Review question

# How many roots are there to $x=8^{\log_2x} -9^{\log_3x}-4^{\log_2x}+\log_{0.5}{0.25}$? Add to your resource collection Remove from your resource collection Add notes to this resource View your notes for this resource

Ref: R5103

## Solution

The number of positive values $x$ which satisfy the equation $x=8^{\log_2x} -9^{\log_3x}-4^{\log_2x}+\log_{0.5}{0.25}$ is

1. 0;

2. 1;

3. 2;

4. 3.

We note that $\log_{0.5}0.25=\log_{0.5}(0.5)^2=2$.

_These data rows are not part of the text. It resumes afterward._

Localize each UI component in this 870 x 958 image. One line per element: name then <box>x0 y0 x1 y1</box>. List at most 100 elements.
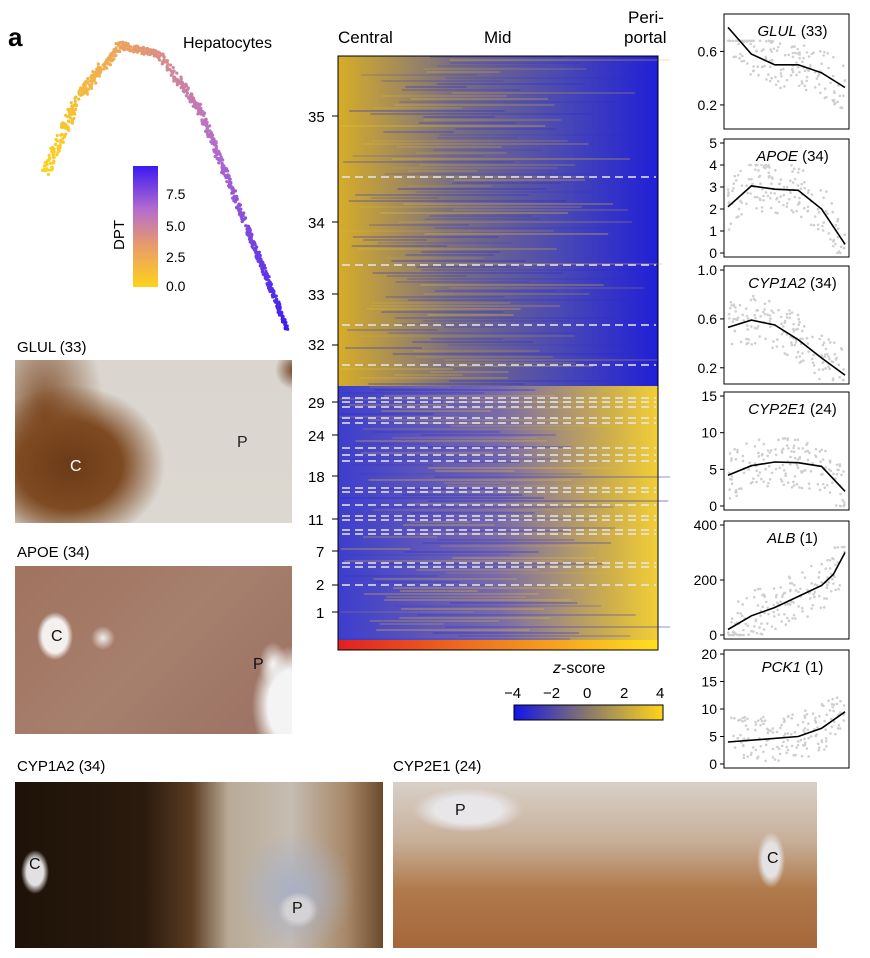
gene-scatter-point <box>746 755 750 758</box>
gene-scatter-point <box>790 341 793 344</box>
trajectory-point <box>85 90 89 95</box>
trajectory-point <box>69 101 73 105</box>
gene-scatter-point <box>730 716 733 720</box>
gene-scatter-point <box>732 317 735 321</box>
gene-scatter-point <box>763 64 766 68</box>
heatmap-row-band <box>360 206 582 208</box>
gene-scatter-point <box>805 336 809 340</box>
gene-scatter-point <box>754 723 758 726</box>
trajectory-point <box>52 150 56 154</box>
heatmap-row-band <box>451 92 635 94</box>
gene-scatter-point <box>786 438 789 442</box>
heatmap-row-band <box>420 284 604 286</box>
gene-scatter-point <box>756 587 760 591</box>
trajectory-point <box>261 263 266 267</box>
trajectory-point <box>119 40 123 45</box>
heatmap-row-band <box>454 461 520 463</box>
gene-scatter-point <box>831 74 835 78</box>
gene-scatter-point <box>836 227 840 231</box>
gene-scatter-point <box>747 468 750 471</box>
gene-scatter-point <box>730 304 734 307</box>
gene-scatter-point <box>779 195 782 198</box>
heatmap-row-band <box>423 68 587 70</box>
gene-scatter-point <box>769 317 772 321</box>
heatmap-row-band <box>452 182 562 184</box>
heatmap-row-band <box>421 269 647 271</box>
trajectory-point <box>70 121 74 125</box>
gene-scatter-point <box>748 163 751 167</box>
trajectory-point <box>52 161 56 165</box>
gene-scatter-point <box>792 450 796 454</box>
heatmap-row-band <box>345 575 439 577</box>
gene-scatter-point <box>786 738 790 742</box>
heatmap-row-band <box>433 149 543 151</box>
gene-scatter-point <box>778 466 782 470</box>
gene-scatter-point <box>739 52 742 56</box>
trajectory-point <box>65 126 69 130</box>
gene-scatter-point <box>810 582 814 585</box>
gene-scatter-point <box>760 188 764 191</box>
trajectory-point <box>162 55 166 59</box>
gene-scatter-point <box>840 106 844 110</box>
gene-fit-line <box>727 319 846 376</box>
gene-scatter-point <box>807 55 811 58</box>
gene-scatter-point <box>791 51 795 55</box>
gene-scatter-point <box>813 85 817 89</box>
gene-scatter-point <box>739 340 743 344</box>
gene-scatter-point <box>798 51 801 54</box>
gene-scatter-point <box>763 595 766 598</box>
gene-scatter-point <box>727 471 731 474</box>
gene-scatter-point <box>806 191 810 195</box>
trajectory-point <box>231 185 235 190</box>
trajectory-point <box>112 57 116 61</box>
heatmap-row-band <box>445 572 648 574</box>
heatmap-row-band <box>370 305 561 307</box>
trajectory-point <box>277 304 281 308</box>
gene-scatter-point <box>799 470 803 473</box>
gene-fit-line <box>727 552 846 631</box>
gene-scatter-point <box>770 309 773 312</box>
trajectory-point <box>80 89 84 93</box>
gene-scatter-point <box>830 202 834 205</box>
gene-scatter-point <box>824 737 828 740</box>
gene-scatter-point <box>807 736 810 740</box>
gene-scatter-point <box>741 614 744 618</box>
heatmap-row-24: 24 <box>308 428 325 445</box>
gene-scatter-point <box>799 738 803 742</box>
gene-scatter-point <box>763 312 767 316</box>
heatmap-row-band <box>376 506 614 508</box>
gene-scatter-point <box>830 725 834 729</box>
trajectory-point <box>199 106 203 111</box>
trajectory-point <box>173 76 177 80</box>
gene-scatter-point <box>831 210 835 214</box>
trajectory-point <box>188 100 192 104</box>
gene-scatter-point <box>820 562 824 566</box>
gene-scatter-point <box>726 39 730 43</box>
gene-scatter-point <box>751 69 755 73</box>
gene-scatter-point <box>818 571 821 574</box>
gene-scatter-point <box>774 211 777 214</box>
trajectory-point <box>200 118 204 122</box>
gene-scatter-point <box>836 546 840 549</box>
heatmap-row-band <box>406 185 492 187</box>
gene-scatter-point <box>806 342 810 345</box>
gene-scatter-point <box>816 726 819 729</box>
trajectory-point <box>150 49 154 53</box>
heatmap-row-band <box>405 86 467 88</box>
gene-scatter-point <box>782 483 786 487</box>
gene-scatter-point <box>821 482 825 486</box>
gene-scatter-point <box>805 51 809 54</box>
dpt-tick-00: 0.0 <box>166 278 186 294</box>
trajectory-point <box>191 104 195 108</box>
heatmap-row-band <box>410 521 471 523</box>
gene-scatter-point <box>800 82 804 85</box>
heatmap-row-band <box>396 146 502 148</box>
gene-scatter-point <box>836 219 839 223</box>
gene-scatter-point <box>754 748 758 752</box>
gene-scatter-point <box>732 182 736 185</box>
gene-scatter-point <box>738 56 741 60</box>
gene-scatter-point <box>827 232 831 235</box>
gene-scatter-point <box>819 49 822 53</box>
gene-scatter-point <box>735 215 738 219</box>
heatmap-row-band <box>349 404 449 406</box>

If $x>0$ then $8^{\log_2x}=(2^3)^{\log_2x}=(2^{\log_2x})^3=x^3.$

Similarly, $9^{\log_3x}=(3^2)^{\log_3x}=(3^{\log_3x})^2=x^2$ and $4^{\log_2x}=(2^2)^{\log_2x}=(2^{\log_2x})^2=x^2.$

So the equation becomes $x=x^3-x^2-x^2+2,$ that is, $x^3-2x^2-x+2=0.$

We can see that $x=2$ is a solution, so $(x-2)$ is a factor. By inspection, we find $(x-2)(x^2-1)=0$ and so $(x-2)(x-1)(x+1)=0.$

So the roots are $x=-1$, $1$ and $2$.

There are two positive values of $x$ satisfying the equation so the answer is c.